If Kauai looks vaguely familiar — though you’ve never been here before — it’s probably because you’ve seen chunks of the island’s drop-dead gorgeous landscape at your neighborhood movie theater.
Hollywood filmmakers have been using Kauai as a backlot for feature movies for nearly 70 years. Actually, the island rarely plays itself. In ‘Jurassic Park,’ for example, Kauai doubled for Costa Rica. In ‘Raiders of the Lost Ark,’ the island masqueraded for the jungles of South America. ‘Outbreak’ took place in Africa and ‘South Pacific’ in a place called New Caledonia.
Kauai’s undisturbed beauty and diverse terrain, its shrouded, jungle mountains and miles of golden sand beach, have drawn film producers to the island since the early ’30s. More than 70 feature films and television mini-series, like ‘The Thorn Birds,’ have been shot here, most in locations out of sight and off limits, even to local residents.
Now there are tour companies that will take you to movie locations, provide insider information, and show you films as you are transported from one place to the next. If you opt for an off-road adventure, you might even catch filmmakers in action.

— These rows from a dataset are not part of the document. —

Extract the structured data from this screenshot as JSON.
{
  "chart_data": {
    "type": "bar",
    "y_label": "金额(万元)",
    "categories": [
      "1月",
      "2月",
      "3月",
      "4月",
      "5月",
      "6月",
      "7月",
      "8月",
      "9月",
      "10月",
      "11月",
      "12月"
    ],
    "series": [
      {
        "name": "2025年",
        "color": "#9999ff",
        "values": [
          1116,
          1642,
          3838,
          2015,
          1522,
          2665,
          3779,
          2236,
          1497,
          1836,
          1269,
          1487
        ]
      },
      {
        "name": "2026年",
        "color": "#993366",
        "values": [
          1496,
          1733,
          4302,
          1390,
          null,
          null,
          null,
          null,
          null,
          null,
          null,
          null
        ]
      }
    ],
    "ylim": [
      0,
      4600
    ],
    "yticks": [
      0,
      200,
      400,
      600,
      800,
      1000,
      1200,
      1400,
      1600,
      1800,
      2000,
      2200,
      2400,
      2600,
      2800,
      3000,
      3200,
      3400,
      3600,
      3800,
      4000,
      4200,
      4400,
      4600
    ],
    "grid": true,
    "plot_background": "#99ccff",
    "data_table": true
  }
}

Some tours take you to the shuttered Coco Palms Resort, which has been closed to the public since a hurricane hit the island in 1992. The 1961 Elvis Presley hit, ‘Blue Hawaii,’ was filmed at the hotel. Mt. Makana, better known as Bali Hai in the 1950s musical, ‘South Pacific,’ is another well-known image. Makana, one of the twin towering peaks featured in the movie, is located in Ha’ena on the North Shore where most of the film was shot.